THAP-zinc finger protein THAP1


The THAP-zinc finger protein THAP1 is a transcriptional regulator of EC proliferation, which we cloned several years ago from an HEV EC cDNA library. THAP1 is the prototype of a large family of transcription factors (> 100 THAP proteins in the animal kingdom) defined by a novel protein motif, the THAP-zinc finger, a large C2CH module (CysX2-4CysX35-53CysX2His) with an atypical three–dimensional structure. We showed that the THAP-zinc finger of THAP1 functions as a novel zinc-dependent sequence-specific DNA binding motif.

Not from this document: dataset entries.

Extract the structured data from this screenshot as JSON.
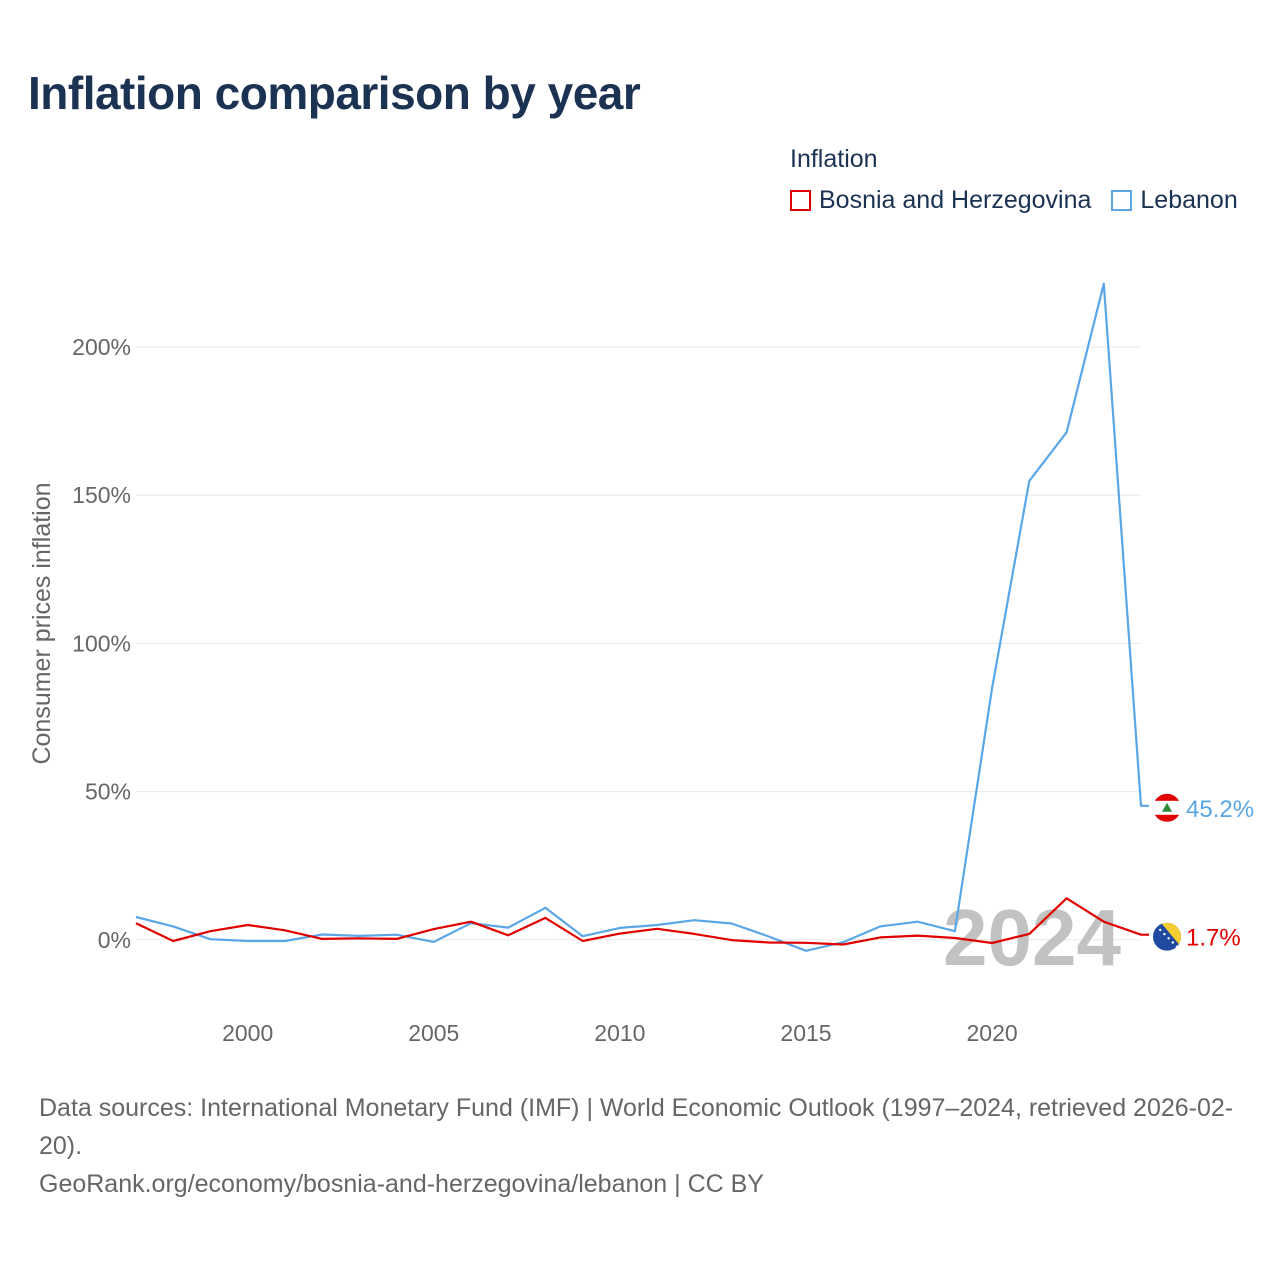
{
  "title": "Inflation comparison by year",
  "legend": {
    "title": "Inflation",
    "items": [
      {
        "label": "Bosnia and Herzegovina",
        "color": "#e00000"
      },
      {
        "label": "Lebanon",
        "color": "#5aa6e6"
      }
    ]
  },
  "chart_data": {
    "type": "line",
    "title": "Inflation comparison by year",
    "xlabel": "",
    "ylabel": "Consumer prices inflation",
    "xlim": [
      1997,
      2024
    ],
    "ylim": [
      -22,
      230
    ],
    "x_ticks": [
      2000,
      2005,
      2010,
      2015,
      2020
    ],
    "y_ticks": [
      0,
      50,
      100,
      150,
      200
    ],
    "y_tick_labels": [
      "0%",
      "50%",
      "100%",
      "150%",
      "200%"
    ],
    "grid": true,
    "year_watermark": "2024",
    "x": [
      1997,
      1998,
      1999,
      2000,
      2001,
      2002,
      2003,
      2004,
      2005,
      2006,
      2007,
      2008,
      2009,
      2010,
      2011,
      2012,
      2013,
      2014,
      2015,
      2016,
      2017,
      2018,
      2019,
      2020,
      2021,
      2022,
      2023,
      2024
    ],
    "series": [
      {
        "name": "Bosnia and Herzegovina",
        "color": "#e00000",
        "end_label": "1.7%",
        "values": [
          5.6,
          -0.4,
          2.9,
          5.0,
          3.2,
          0.3,
          0.5,
          0.3,
          3.6,
          6.1,
          1.5,
          7.4,
          -0.4,
          2.1,
          3.7,
          2.0,
          -0.1,
          -0.9,
          -1.0,
          -1.6,
          0.8,
          1.4,
          0.6,
          -1.1,
          2.0,
          14.0,
          6.1,
          1.7
        ]
      },
      {
        "name": "Lebanon",
        "color": "#5aa6e6",
        "end_label": "45.2%",
        "values": [
          7.7,
          4.5,
          0.2,
          -0.4,
          -0.4,
          1.8,
          1.3,
          1.7,
          -0.7,
          5.6,
          4.1,
          10.8,
          1.2,
          4.0,
          5.0,
          6.6,
          5.5,
          1.1,
          -3.7,
          -0.8,
          4.5,
          6.1,
          2.9,
          84.9,
          154.8,
          171.2,
          221.3,
          45.2
        ]
      }
    ]
  },
  "flags": {
    "lebanon": {
      "name": "lebanon-flag-icon",
      "colors": [
        "#e00000",
        "#ffffff",
        "#2a8a3a"
      ]
    },
    "bosnia": {
      "name": "bosnia-flag-icon",
      "colors": [
        "#1f4aa0",
        "#f5cd30",
        "#ffffff"
      ]
    }
  },
  "source": {
    "line1": "Data sources: International Monetary Fund (IMF) | World Economic Outlook (1997–2024, retrieved 2026-02-20).",
    "line2": "GeoRank.org/economy/bosnia-and-herzegovina/lebanon | CC BY"
  }
}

THAP1 role in EC proliferation


 In addition to HEV ECs, THAP1 is also expressed in other types of ECs, including primary human umbilical vein ECs in culture. Using this cellular system and an RNA interference strategy, we demonstrated that THAP1 is a critical regulator of EC proliferation and cell cycle progression. Using chromatin immunoprecipitation (ChIP) assays in proliferating ECs, we also showed that endogenous THAP1 associates in vivo with a consensus THAP1-binding site found in the promoter of the pRB/E2F cell cycle target gene RRM1 (a G1/S-regulated gene required for S-phase DNA synthesis), indicating that RRM1 is a direct transcriptional target of THAP1. In addition, we identified cell proliferation factor HCF-1 and O-GlcNAc transferase OGT as major cellular partners of THAP1. HCF-1 has previously been shown to be required for G1/S and G2/M cell cycle transitions, and interaction of THAP1 with HCF-1 may therefore play important roles in EC proliferation. Accordingly, we showed that endogenous THAP1 mediates the recruitment of HCF-1 to the RRM1 promoter during EC proliferation, and that endogenous HCF-1 is required for RRM1 mRNA expression in primary human ECs.

Analysis of THAP1 expression in human primary ECs ex vivo indicated that THAP1 is expressed at higher levels in proliferating ECs than in quiescent growth-arrested ECs. Interestingly, expression of endogenous THAP1 was found in ECs freshly purified from rheumatoid arthrtitis synovium, a tissue associated with high levels of angiogenesis and EC proliferation. THAP1 is thus a good candidate for regulation of EC proliferation in vivo, and one objective of our team is to investigate the role of THAP1 in EC proliferation during developmental, physiological and pathological angiogenesis.

THAP1 role in other cell types

THAP1 may play important roles in other cell types, in addition to ECs. These may include neurons in the brain, since Ozelius and colleagues reported that mutations in THAP1 cause DYT6 dystonia, a neurological disease characterized by twisting movements and abnormal postures (Nature Genetics 2009). In collaboration with this team, we recently identified the gene DYT1, encoding Torsin A (a member of the AAA-ATPase family of chaperones with multiple functions in the cell), as a direct target gene of THAP1, providing a direct link between causative genes of DYT1 and DYT6 dystonias. Physical association of THAP1 with the DYT1 promoter was observed in mouse brain but also in primary human ECs, suggesting regulation of DYT1 by THAP1 may be important in both neuronal and ECs.